It is normal to see pullbacks. The problem is that most market pullbacks in the last five months have been rare or short-lived since the near-depression levels of early March. But it has also been hard to not notice the stalling out of some key tech stocks, and today we are seeing some critical long-term moving average violations as a result. We have looked as Stockcharts.com for these reviews and links through to show the 50-day and 200-day moving averages.

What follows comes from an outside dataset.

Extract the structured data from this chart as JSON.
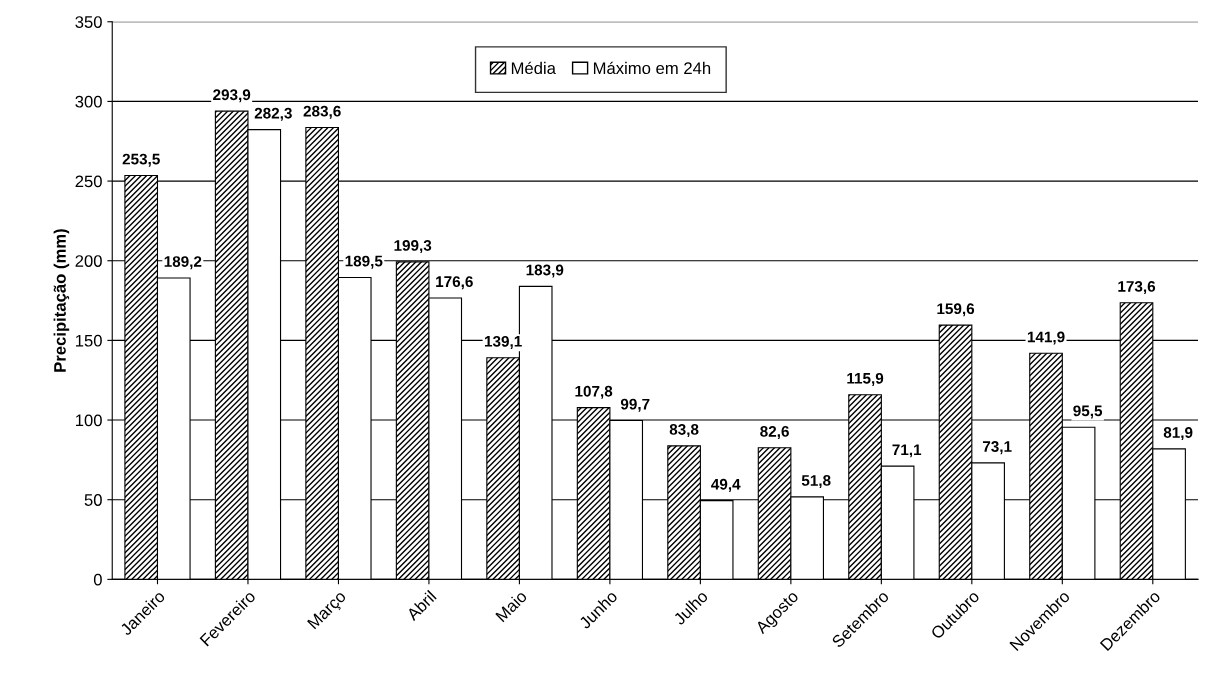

Microsoft Corp. (NASDAQ: MSFT), Amazon.com Inc. (NASDAQ: AMZN), Research in Motion Ltd. (NASDAQ: RIMM), Oracle Corp. (NASDAQ: ORCL), and QUALCOMM Inc. (NASDAQ: QCOM) have all hit our longer-term initial screens for the day based 50-day moving averages.
Microsoft Corp. (NASDAQ: MSFT) is still well above its 200-day moving average ($20.09) but it has dipped under its 50-day moving average of $23.37. CHART
Amazon.com Inc. (NASDAQ: AMZN) is also way above its 200-day moving average ($67.47) but today it has broken under its 50-day moving average of $83.79. CHART
Research in Motion Ltd. (NASDAQ: RIMM) is still well above its 200-day moving average ($57.36) but broke under its 50-day moving average yesterday morning. That level is $74.68 today, but the stock is now down at $72.12. CHART
Oracle Corp. (NASDAQ: ORCL) is challenging its 50-day moving average. That level is $21.10 today and shares are at $21.30 today after trading as low as $21.03. If teh stock is weaker tomorrow this will become more of an issue because Oracle’s 50-day moving average is likely to be two cents higher tomorrow if today’s levels hold. CHART
QUALCOMM Inc. (NASDAQ: QCOM) has also been in the process of testing its 50-day moving average for four of the last five trading days. The 50-day moving average is $45.60. The last trade this afternoon was $45.68, but shares traded as low as $45.41 today. CHART
Again, this is something that often just happens as markets start to sell-off or as they take breathers. But these two 50-day and 200-day moving averages are often what technicians start to look at as the first of several reviews for longer-term support and resistance levels. The problem is that many of these levels are getting hit at a time when many market participants are starting to see lighter and lighter market interest as we get closer to the second half of August.